Ferdane Çöl evli olduğu erkek tarafından şiddete uğradığı için şikayetçi oldu, eşi Ferdane’i boşanma davasında nafaka talebini geri çekmesi için tehdit ediyordu ve 6 ay eve yaklaşmama kararı alındı. Eşi Ferdane’yi hala tehdit etmeye devam edince Ferdane karakola gitti. Polisler “Ölsen de kurtulsak” dedi. 6284 sayılı kanundan önce uzaklaştırma kararını ihlal edenler için zorlama hapsi cezası yoktu. Ferdane tüm mücadelesine rağmen öldürüldü. 6284 sayılı kanun çıktıktan sonra Ferdane’nin ailesi onu korumayan polislerden şikayetçi oldu. Ferdane’yi, 6284 kapsamında onu korumayan polislere verilen cezadan hatırlarsınız.

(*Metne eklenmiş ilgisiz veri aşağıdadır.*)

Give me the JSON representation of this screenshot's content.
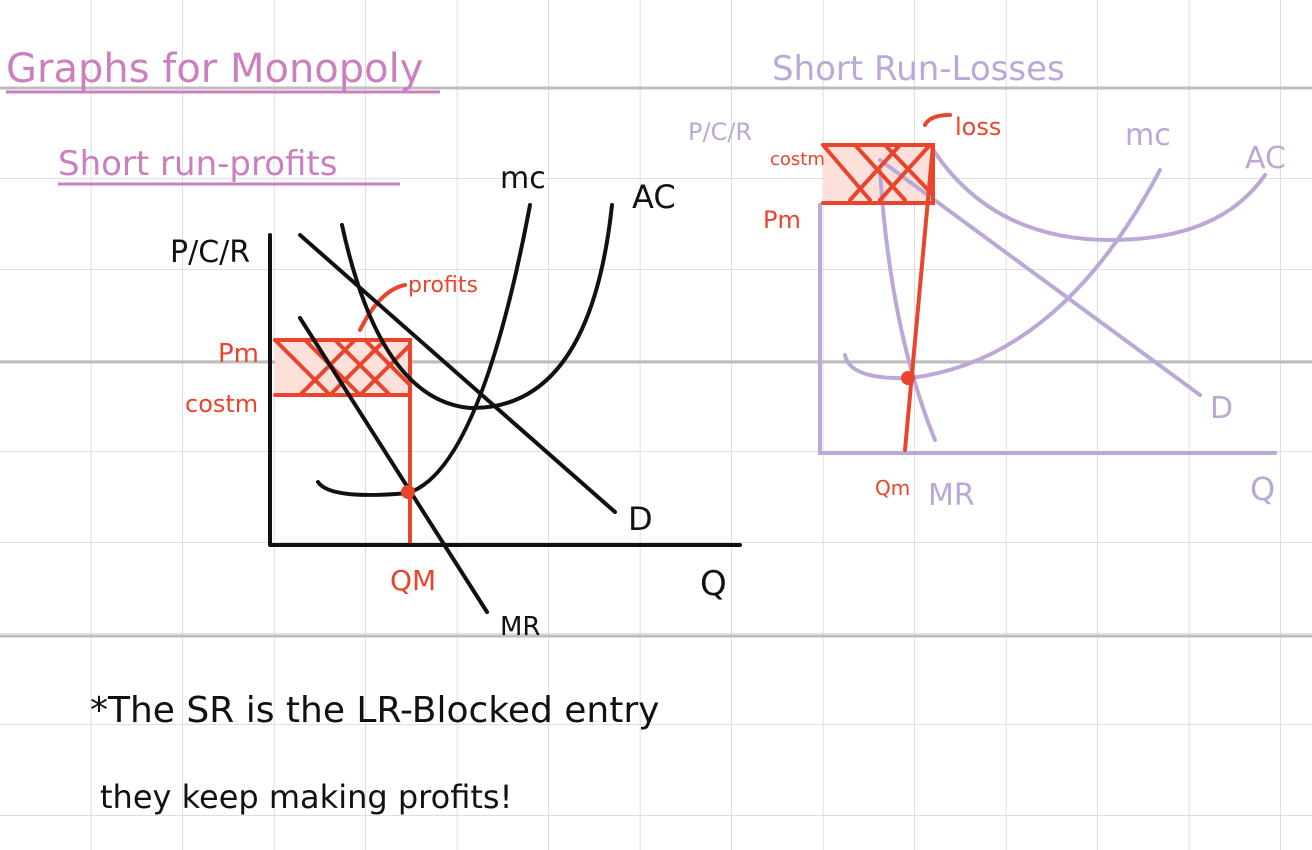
{
  "title": "Graphs for Monopoly",
  "left_graph": {
    "subtitle": "Short run-profits",
    "y_label": "P/C/R",
    "x_label": "Q",
    "curves": {
      "mc": "mc",
      "ac": "AC",
      "demand": "D",
      "mr": "MR"
    },
    "labels": {
      "price": "Pm",
      "cost": "costm",
      "quantity": "QM",
      "area": "profits"
    }
  },
  "right_graph": {
    "subtitle": "Short Run-Losses",
    "y_label": "P/C/R",
    "x_label": "Q",
    "curves": {
      "mc": "mc",
      "ac": "AC",
      "demand": "D",
      "mr": "MR"
    },
    "labels": {
      "price": "Pm",
      "cost": "costm",
      "quantity": "Qm",
      "area": "loss"
    }
  },
  "notes": [
    "*The SR is the LR-Blocked entry",
    "they keep making profits!"
  ]
}
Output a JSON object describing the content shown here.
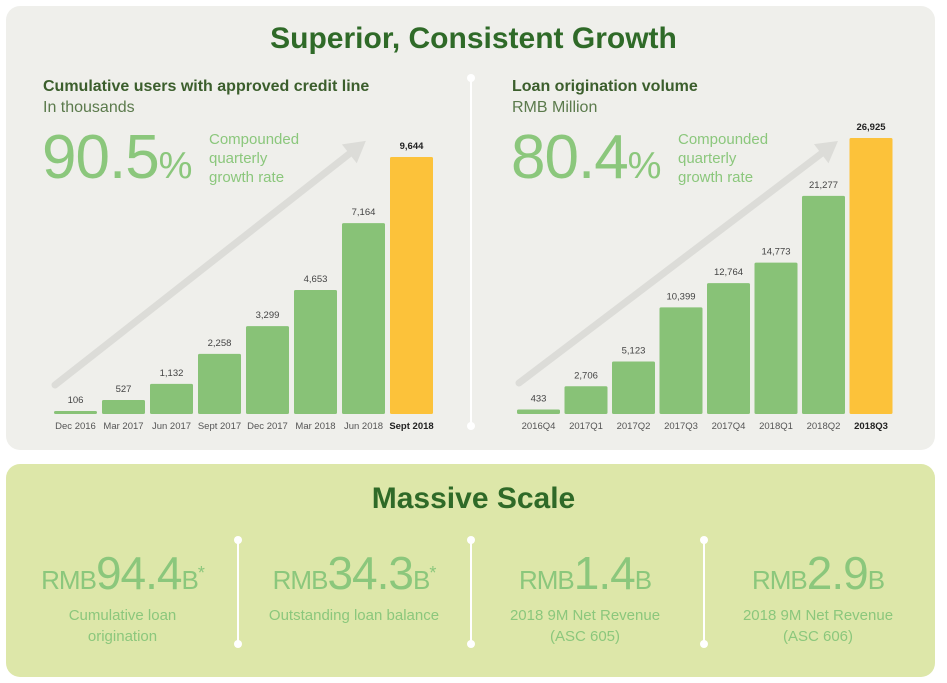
{
  "title_top": "Superior, Consistent Growth",
  "title_bottom": "Massive Scale",
  "colors": {
    "bar": "#88c277",
    "highlight": "#fcc23a",
    "accent_text": "#8bc77c",
    "title": "#2f6a28"
  },
  "chart_data": [
    {
      "type": "bar",
      "title": "Cumulative users with approved credit line",
      "subtitle": "In thousands",
      "growth": {
        "value": "90.5",
        "unit": "%",
        "line1": "Compounded",
        "line2": "quarterly",
        "line3": "growth rate"
      },
      "categories": [
        "Dec 2016",
        "Mar 2017",
        "Jun 2017",
        "Sept 2017",
        "Dec 2017",
        "Mar 2018",
        "Jun 2018",
        "Sept 2018"
      ],
      "values": [
        106,
        527,
        1132,
        2258,
        3299,
        4653,
        7164,
        9644
      ],
      "labels": [
        "106",
        "527",
        "1,132",
        "2,258",
        "3,299",
        "4,653",
        "7,164",
        "9,644"
      ],
      "highlight_index": 7,
      "ylim": [
        0,
        9644
      ]
    },
    {
      "type": "bar",
      "title": "Loan origination volume",
      "subtitle": "RMB Million",
      "growth": {
        "value": "80.4",
        "unit": "%",
        "line1": "Compounded",
        "line2": "quarterly",
        "line3": "growth rate"
      },
      "categories": [
        "2016Q4",
        "2017Q1",
        "2017Q2",
        "2017Q3",
        "2017Q4",
        "2018Q1",
        "2018Q2",
        "2018Q3"
      ],
      "values": [
        433,
        2706,
        5123,
        10399,
        12764,
        14773,
        21277,
        26925
      ],
      "labels": [
        "433",
        "2,706",
        "5,123",
        "10,399",
        "12,764",
        "14,773",
        "21,277",
        "26,925"
      ],
      "highlight_index": 7,
      "ylim": [
        0,
        26925
      ]
    }
  ],
  "stats": [
    {
      "prefix": "RMB",
      "value": "94.4",
      "suffix": "B",
      "asterisk": "*",
      "line1": "Cumulative loan",
      "line2": "origination"
    },
    {
      "prefix": "RMB",
      "value": "34.3",
      "suffix": "B",
      "asterisk": "*",
      "line1": "Outstanding loan balance",
      "line2": ""
    },
    {
      "prefix": "RMB",
      "value": "1.4",
      "suffix": "B",
      "asterisk": "",
      "line1": "2018 9M Net Revenue",
      "line2": "(ASC 605)"
    },
    {
      "prefix": "RMB",
      "value": "2.9",
      "suffix": "B",
      "asterisk": "",
      "line1": "2018 9M Net Revenue",
      "line2": "(ASC 606)"
    }
  ]
}
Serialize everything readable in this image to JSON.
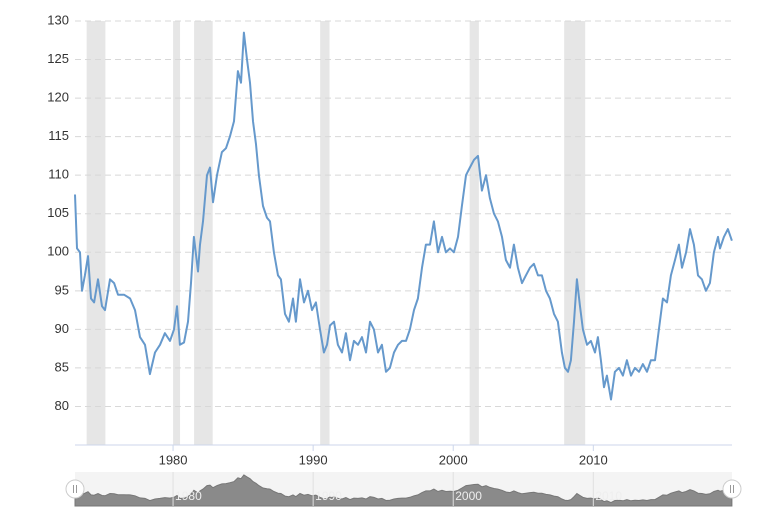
{
  "chart_data": {
    "type": "line",
    "color": "#6699cc",
    "grid": true,
    "recession_color": "#e6e6e6",
    "recessions": [
      [
        1973.83,
        1975.17
      ],
      [
        1980.0,
        1980.5
      ],
      [
        1981.5,
        1982.83
      ],
      [
        1990.5,
        1991.17
      ],
      [
        2001.17,
        2001.83
      ],
      [
        2007.92,
        2009.42
      ]
    ],
    "xlim": [
      1973,
      2019.9
    ],
    "xticks": [
      1980,
      1990,
      2000,
      2010
    ],
    "ylim": [
      75,
      130
    ],
    "yticks": [
      80,
      85,
      90,
      95,
      100,
      105,
      110,
      115,
      120,
      125,
      130
    ],
    "x": [
      1973.0,
      1973.14,
      1973.36,
      1973.5,
      1973.71,
      1973.93,
      1974.14,
      1974.36,
      1974.64,
      1974.93,
      1975.14,
      1975.5,
      1975.79,
      1976.07,
      1976.5,
      1976.93,
      1977.28,
      1977.64,
      1978.0,
      1978.35,
      1978.71,
      1979.07,
      1979.42,
      1979.78,
      1980.07,
      1980.28,
      1980.49,
      1980.78,
      1981.07,
      1981.28,
      1981.49,
      1981.78,
      1981.92,
      1982.14,
      1982.42,
      1982.64,
      1982.85,
      1983.14,
      1983.49,
      1983.78,
      1984.06,
      1984.35,
      1984.63,
      1984.85,
      1985.06,
      1985.28,
      1985.49,
      1985.71,
      1985.92,
      1986.13,
      1986.42,
      1986.7,
      1986.92,
      1987.2,
      1987.49,
      1987.7,
      1987.99,
      1988.27,
      1988.56,
      1988.77,
      1989.06,
      1989.35,
      1989.63,
      1989.92,
      1990.2,
      1990.49,
      1990.77,
      1990.99,
      1991.2,
      1991.49,
      1991.77,
      1992.06,
      1992.34,
      1992.63,
      1992.91,
      1993.2,
      1993.49,
      1993.77,
      1994.06,
      1994.34,
      1994.63,
      1994.91,
      1995.2,
      1995.48,
      1995.77,
      1996.06,
      1996.34,
      1996.63,
      1996.91,
      1997.2,
      1997.48,
      1997.77,
      1998.05,
      1998.34,
      1998.62,
      1998.91,
      1999.2,
      1999.48,
      1999.77,
      2000.05,
      2000.34,
      2000.62,
      2000.91,
      2001.19,
      2001.48,
      2001.77,
      2002.05,
      2002.34,
      2002.62,
      2002.91,
      2003.19,
      2003.48,
      2003.76,
      2004.05,
      2004.33,
      2004.62,
      2004.91,
      2005.19,
      2005.48,
      2005.76,
      2006.05,
      2006.33,
      2006.62,
      2006.9,
      2007.19,
      2007.47,
      2007.76,
      2007.97,
      2008.19,
      2008.4,
      2008.62,
      2008.83,
      2009.05,
      2009.26,
      2009.55,
      2009.83,
      2010.12,
      2010.33,
      2010.54,
      2010.76,
      2010.97,
      2011.26,
      2011.54,
      2011.83,
      2012.11,
      2012.4,
      2012.69,
      2012.97,
      2013.26,
      2013.54,
      2013.83,
      2014.11,
      2014.4,
      2014.68,
      2014.97,
      2015.26,
      2015.54,
      2015.83,
      2016.11,
      2016.33,
      2016.62,
      2016.9,
      2017.18,
      2017.47,
      2017.75,
      2018.04,
      2018.32,
      2018.61,
      2018.9,
      2019.04,
      2019.32,
      2019.61,
      2019.89
    ],
    "values": [
      107.5,
      100.5,
      100,
      95,
      97,
      99.5,
      94,
      93.5,
      96.5,
      93,
      92.5,
      96.5,
      96,
      94.5,
      94.5,
      94,
      92.5,
      89,
      88,
      84.2,
      87,
      88,
      89.5,
      88.5,
      90,
      93,
      88,
      88.3,
      91,
      96,
      102,
      97.5,
      101,
      104,
      110,
      111,
      106.5,
      110,
      113,
      113.5,
      115,
      117,
      123.5,
      122,
      128.5,
      125,
      122,
      117,
      114,
      110,
      106,
      104.5,
      104,
      100,
      97,
      96.5,
      92,
      91,
      94,
      91,
      96.5,
      93.5,
      95,
      92.5,
      93.5,
      90,
      87,
      88,
      90.5,
      91,
      88,
      87,
      89.5,
      86,
      88.5,
      88,
      89,
      87,
      91,
      90,
      87,
      88,
      84.5,
      85,
      87,
      88,
      88.5,
      88.5,
      90,
      92.5,
      94,
      98,
      101,
      101,
      104,
      100,
      102,
      100,
      100.5,
      100,
      102,
      106,
      110,
      111,
      112,
      112.5,
      108,
      110,
      107,
      105,
      104,
      102,
      99,
      98,
      101,
      98,
      96,
      97,
      98,
      98.5,
      97,
      97,
      95,
      94,
      92,
      91,
      87,
      85,
      84.5,
      86,
      91,
      96.5,
      93,
      90,
      88,
      88.5,
      87,
      89,
      86,
      82.5,
      84,
      80.9,
      84.5,
      85,
      84,
      86,
      84,
      85,
      84.5,
      85.5,
      84.5,
      86,
      86,
      90,
      94,
      93.5,
      97,
      99,
      101,
      98,
      100,
      103,
      101,
      97,
      96.5,
      95,
      96,
      100,
      102,
      100.5,
      102,
      103,
      101.5
    ]
  }
}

Yasaların olması için ayrı uygulanması için ayrı mücadele
6284 sayılı kanunun her bir maddesi başka bir kadının öldürülmemesi için hazırlandı. Tanıdığımız ya da tanımadığımız kadınlar bu yasa sayesinde hayatta kaldı. İstanbul Sözleşmesi’nin imzalandığı ve bu çerçevede hazırlanan 6284 sayılı kanunun gündeme geldiği yıl olan 2011’de tüm yıllara göre daha az kadın cinayeti işlendi.
Yıllarca koruma kanununun değişmesi için mücadele ettik, kanun çıktıktan sonra da 8 ay yönetmeliğin hazırlanması için. 8 ay boyunca yetkililer, kanundan faydalanmak isteyen kadınları “uygulanışını bilmiyoruz, yönetmelik yok” diyerek karakol ve adliye kapılarından geri çevirdi.8 ay sonra yönetmelik çabalarımızla çıktı. 2012 yılından beri de uygulanması için mücadele veriyoruz.
Sessiz kalmayan kadınlar şiddeti durduracak
Ekonomik imkanı olmayan kadınlar çaresiz kalacağı, çocuklu kadınlar çocuklarını düşünmesi gerektiği, evli kadınlar boşanmanın zor olduğu, genç kadınlar ailesinin baskı kuracağı, ünlü kadınlar rezil olanın kendisi olacağı söylenerek susturulmaya çalışılıyor. Ama her defasında her bir örnek için sessiz kalmayan kadınlar toplumda emsal oluyor, şiddete karşı mücadele ediyor ve diğer kadınlara cesaret veriyor. Haklarını bilen ve bunun için mücadele eden kadınlar giderek çoğalıyor.
6284 kapsamında kadınlar; uzaklaştırma kararı aldırabilir, erkek ihlal ederse zorlama hapsi verilebilir, yakın koruma sağlanabilir, sığınma evine yerleşebilir, kimlik bilgileri gizlenebilir ya da değiştirilebilir, çalışma yeri değiştirilebilir, yurt dışına yerleşebilir, yüz değiştirme ameliyatı olabilir ve bunlarla beraber devlet kadınları ekonomik ve sosyal olarak güçlendirmek zorundadır. Bunların hepsi yasada var daha da fazlası İstanbul Sözleşmesi’nde var. Bizimle beraber mücadele eden kadınlar bilsin ki bu yasaları zor ya da geç de olsa beraber uygulatırız, uygulatıyoruzda.
Şiddetin karşısında tüm kadınların yanındayız, beraber mücadele ederek şiddeti durduracağız.